Coated plywood can retain heat better compared to glass or plastic vivariums. These types of enclosures can also withstand high humidity. When making a vivarium, it is recommended to place a high-drainage substrate on top of a layer of stones to help retain humidity without the substrate surface being saturated.

Substrates

The type of substrate will depend on several factors including what is favorable for the plants and/or animals, the benefits, and the aesthetic value.
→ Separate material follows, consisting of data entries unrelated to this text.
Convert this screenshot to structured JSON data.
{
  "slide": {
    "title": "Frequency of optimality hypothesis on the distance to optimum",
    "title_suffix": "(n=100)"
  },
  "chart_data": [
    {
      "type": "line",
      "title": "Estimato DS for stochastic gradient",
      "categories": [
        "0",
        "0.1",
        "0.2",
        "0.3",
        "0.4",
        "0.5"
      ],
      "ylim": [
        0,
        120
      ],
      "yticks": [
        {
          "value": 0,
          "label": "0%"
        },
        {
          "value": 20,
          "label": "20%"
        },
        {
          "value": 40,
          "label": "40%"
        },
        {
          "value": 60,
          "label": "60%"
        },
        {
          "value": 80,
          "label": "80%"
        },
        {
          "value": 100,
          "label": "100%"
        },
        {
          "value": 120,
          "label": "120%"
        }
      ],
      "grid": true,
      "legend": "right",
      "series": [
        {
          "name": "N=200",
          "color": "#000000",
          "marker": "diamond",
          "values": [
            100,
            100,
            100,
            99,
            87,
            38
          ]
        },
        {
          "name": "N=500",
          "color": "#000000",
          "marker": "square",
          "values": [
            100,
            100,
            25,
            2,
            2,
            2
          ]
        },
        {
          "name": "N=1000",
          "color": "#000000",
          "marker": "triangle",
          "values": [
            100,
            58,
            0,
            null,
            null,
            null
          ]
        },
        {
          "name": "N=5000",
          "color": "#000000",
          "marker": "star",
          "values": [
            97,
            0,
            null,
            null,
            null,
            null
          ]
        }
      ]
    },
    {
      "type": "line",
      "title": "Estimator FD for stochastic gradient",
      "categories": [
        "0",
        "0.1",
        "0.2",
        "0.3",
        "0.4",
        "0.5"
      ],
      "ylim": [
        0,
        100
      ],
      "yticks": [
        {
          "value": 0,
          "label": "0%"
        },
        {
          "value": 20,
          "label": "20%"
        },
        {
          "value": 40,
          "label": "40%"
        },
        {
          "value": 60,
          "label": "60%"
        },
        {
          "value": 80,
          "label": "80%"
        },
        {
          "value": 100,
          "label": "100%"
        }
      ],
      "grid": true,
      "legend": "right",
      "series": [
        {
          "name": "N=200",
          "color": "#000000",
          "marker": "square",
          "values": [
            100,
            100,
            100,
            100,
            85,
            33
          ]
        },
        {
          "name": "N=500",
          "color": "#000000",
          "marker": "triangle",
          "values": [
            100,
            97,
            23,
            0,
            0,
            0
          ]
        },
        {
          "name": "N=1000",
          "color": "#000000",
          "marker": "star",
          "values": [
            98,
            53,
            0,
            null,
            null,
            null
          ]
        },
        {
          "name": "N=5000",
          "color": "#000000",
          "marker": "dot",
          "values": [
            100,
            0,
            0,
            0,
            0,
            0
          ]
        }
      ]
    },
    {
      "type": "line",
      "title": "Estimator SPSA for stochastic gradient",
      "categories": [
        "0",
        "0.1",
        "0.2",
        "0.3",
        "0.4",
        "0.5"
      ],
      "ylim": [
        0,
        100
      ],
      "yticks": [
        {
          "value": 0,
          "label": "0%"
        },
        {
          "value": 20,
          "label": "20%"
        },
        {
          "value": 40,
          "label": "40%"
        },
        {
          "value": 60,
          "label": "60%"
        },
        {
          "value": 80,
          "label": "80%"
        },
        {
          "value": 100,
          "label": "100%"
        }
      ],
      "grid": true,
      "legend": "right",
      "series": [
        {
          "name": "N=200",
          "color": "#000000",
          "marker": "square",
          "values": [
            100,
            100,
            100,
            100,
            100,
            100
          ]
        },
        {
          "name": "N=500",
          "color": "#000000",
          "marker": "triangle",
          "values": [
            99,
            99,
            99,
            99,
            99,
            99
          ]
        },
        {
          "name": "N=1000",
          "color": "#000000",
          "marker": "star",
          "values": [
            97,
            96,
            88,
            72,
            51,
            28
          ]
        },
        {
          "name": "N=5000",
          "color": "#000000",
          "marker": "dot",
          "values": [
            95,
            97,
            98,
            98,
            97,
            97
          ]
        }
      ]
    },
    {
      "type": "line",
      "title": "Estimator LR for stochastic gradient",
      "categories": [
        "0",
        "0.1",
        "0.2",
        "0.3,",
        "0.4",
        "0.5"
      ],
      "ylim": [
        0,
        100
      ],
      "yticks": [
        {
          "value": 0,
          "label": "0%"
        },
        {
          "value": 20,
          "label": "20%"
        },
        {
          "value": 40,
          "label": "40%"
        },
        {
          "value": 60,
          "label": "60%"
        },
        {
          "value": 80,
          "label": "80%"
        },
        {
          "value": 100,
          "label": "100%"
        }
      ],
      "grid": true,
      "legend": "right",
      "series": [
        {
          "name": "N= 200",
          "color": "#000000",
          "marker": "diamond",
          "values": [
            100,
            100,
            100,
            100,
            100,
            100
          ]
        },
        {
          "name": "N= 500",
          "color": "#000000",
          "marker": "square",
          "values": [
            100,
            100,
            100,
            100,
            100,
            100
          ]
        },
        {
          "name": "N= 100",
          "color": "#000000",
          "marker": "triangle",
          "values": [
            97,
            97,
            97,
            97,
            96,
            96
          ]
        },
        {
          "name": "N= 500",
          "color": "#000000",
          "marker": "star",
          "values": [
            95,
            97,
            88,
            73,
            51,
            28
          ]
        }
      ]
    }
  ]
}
The most common substrates used include soil, wood chips, pebbles, peat, sand, coconut coir, and wood mulch. There are also vivariums that use tissue paper and newspaper.

Humidity

These are the recommended methods to effectively regulate humidity inside the vivarium:

  • Regular pulverization of water
  • Enhanced water evaporation by placing a basin inside
  • Use of humidifiers and automated pulverization systems

Lighting

The lighting system is always designed to meet the requirements of the animal and plant species. Various types of bulbs are needed to simulate specific natural environments. There are also certain flora and fauna that require a good source of ultraviolet rays for vitamin D synthesis and assimilation of calcium. Specialized bulbs are available which can emit a more natural sunlight effect.

You may also need to put in a day/night regulator to mimic the change between light and dark periods. The regulator is set depending on the natural habitat of the species including the season that you desire to achieve.

Temperature

Heat inside a vivarium can be provided in several ways:

  • Heat rocks
  • Infrared lamps
  • Heating lamps
  • Hot plates
  • Heat mats
  • Heating cords
  • Equipment that can generate hot air inside the vivarium

The heat inside the enclosure is controlled by a thermostat. Thermo-control systems are often employed to regulate not only heat but also light cycles and humidity.

Ventilation

Aside from promoting proper air circulation, ventilation can also prevent the growth and development of pathogenic molds and bacteria. This is particularly true in vivariums that maintain a warm and humid environment.